One of the first major controversies surrounding Trump during the early stages of his presidential campaign was his refusal to release his tax forms. Candidates releasing their tax information is standard, but Trump's refusal lead to speculation that he hasn't paid taxes in a long time. The subject of Trump's financial history has become a major target of attack, as he's presided over a series of failed businesses, that he's been propped up by shady overseas money, the financial irregularities surrounding his charities, and that he has consistently defrauded contractors assigned to work for him.

Many prosecutors have tried to get access to his records to no avail but the Supreme Court has ruled in two key cases that the president is not not "categorically immune" from having his pre-presidential financial records released to a New York grand jury. The first of the two cases involved Trump attempting to block the grand jury subpoena of his records to the various institutions like Deutsche Bank, Capital One and Mazars USA, the banks and accounting firm that Trump and his family did and continue to do much of their business with. The vote was 7 to 2 with Chief Justice John Roberts writing the opinion for the majority.

"Deutsche Bank is sitting on a trove of records ... Trump's innermost financial secrets," said David Enrich, business investigations editor at The New York Times and author of Dark Towers, a book about Trump and Deutsche Bank.

"It's basically a black box," Enrich observed. "And Deutsche Bank is one of the few institutions in the world that has the keys to unlock it." Trump has previously taken out multibillion-dollar loans from Deutsche Bank, but the relationship extends beyond that, according to Enrich. The bank also managed his assets and "provided matchmaking services that connected Trump with wealthy individuals, including some very wealthy, well-connected Russians who were looking to invest in American real estate," Enrich says.

The second case decided that the lower court needs to consider separation of power issues around the congressional subpoenas, which suggests that Congress doesn't have unlimited powers to investigate the president.

It pissed off Trump, who tweeted, "the Supreme Court sends case back to Lower Court, arguments to continue.
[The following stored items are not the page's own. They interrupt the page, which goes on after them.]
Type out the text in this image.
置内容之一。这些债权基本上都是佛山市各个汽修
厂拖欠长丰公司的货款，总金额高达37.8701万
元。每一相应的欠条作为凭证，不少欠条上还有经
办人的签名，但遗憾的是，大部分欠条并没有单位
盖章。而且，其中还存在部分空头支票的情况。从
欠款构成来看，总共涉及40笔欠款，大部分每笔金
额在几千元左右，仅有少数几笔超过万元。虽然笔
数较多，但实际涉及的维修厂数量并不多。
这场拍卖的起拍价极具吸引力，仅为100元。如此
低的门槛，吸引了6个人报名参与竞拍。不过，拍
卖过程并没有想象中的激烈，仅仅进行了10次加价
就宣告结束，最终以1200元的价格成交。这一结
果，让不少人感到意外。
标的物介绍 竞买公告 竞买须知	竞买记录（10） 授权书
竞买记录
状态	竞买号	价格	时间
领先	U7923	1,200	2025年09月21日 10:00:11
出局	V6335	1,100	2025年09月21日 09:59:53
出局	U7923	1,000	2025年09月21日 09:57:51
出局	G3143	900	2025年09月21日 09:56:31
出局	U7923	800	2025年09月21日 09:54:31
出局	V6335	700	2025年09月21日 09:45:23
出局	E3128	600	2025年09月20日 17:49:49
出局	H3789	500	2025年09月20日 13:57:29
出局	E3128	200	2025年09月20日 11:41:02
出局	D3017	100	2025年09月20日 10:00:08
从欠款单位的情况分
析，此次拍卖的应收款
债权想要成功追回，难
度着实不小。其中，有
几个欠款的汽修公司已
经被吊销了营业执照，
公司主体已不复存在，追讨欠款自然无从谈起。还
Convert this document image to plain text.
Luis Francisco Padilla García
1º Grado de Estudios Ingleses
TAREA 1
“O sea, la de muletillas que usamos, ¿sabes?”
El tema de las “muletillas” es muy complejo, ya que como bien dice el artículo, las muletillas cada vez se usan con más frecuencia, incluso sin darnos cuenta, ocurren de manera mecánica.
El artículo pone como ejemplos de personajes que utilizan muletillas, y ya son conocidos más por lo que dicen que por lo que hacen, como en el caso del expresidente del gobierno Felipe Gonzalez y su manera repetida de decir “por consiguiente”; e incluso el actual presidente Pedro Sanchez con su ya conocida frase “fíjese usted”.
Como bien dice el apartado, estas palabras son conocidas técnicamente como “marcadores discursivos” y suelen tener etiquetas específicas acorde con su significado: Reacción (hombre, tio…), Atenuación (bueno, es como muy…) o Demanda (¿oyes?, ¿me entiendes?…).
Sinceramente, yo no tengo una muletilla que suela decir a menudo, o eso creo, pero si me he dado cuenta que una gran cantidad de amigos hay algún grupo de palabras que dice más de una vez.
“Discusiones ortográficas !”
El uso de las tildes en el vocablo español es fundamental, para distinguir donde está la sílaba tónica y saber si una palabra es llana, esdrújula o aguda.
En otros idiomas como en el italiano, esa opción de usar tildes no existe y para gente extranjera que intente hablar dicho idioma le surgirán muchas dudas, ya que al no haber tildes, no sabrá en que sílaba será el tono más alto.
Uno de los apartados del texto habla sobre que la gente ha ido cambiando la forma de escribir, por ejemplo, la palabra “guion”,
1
This is all a political prosecution. I won the Mueller Witch Hunt, and others, and now I have to keep fighting in a politically corrupt New York. Not fair to this Presidency or Administration!"

His attorney, Jay Sekulow, commented, "We are pleased that in the decisions issued today, the Supreme Court has temporarily blocked both Congress and New York prosecutors from obtaining the President's financial records. We will now proceed to raise additional Constitutional and legal issues in the lower courts," Sekulow said in a statement.

This decision has been announced as a victory by Trump's adversaries. "The Court has reaffirmed the Congress's authority to conduct oversight on behalf of the American people, as it asks for further information from the Congress," House Speaker Nancy Pelosi said in a statement, vowing that Congress will "continue to conduct oversight" and to "press our case in the lower courts."

At the heart of these cases is the issues around presidents with huge business interests from using his office to enrich himself. Trump has been tied into broad investigations surrounding everything from directing government delegations to do business at his Mar-A-Lago resort to paying adult film performer Stormy Daniels hush money for an affair during the 2016 presidential campaign.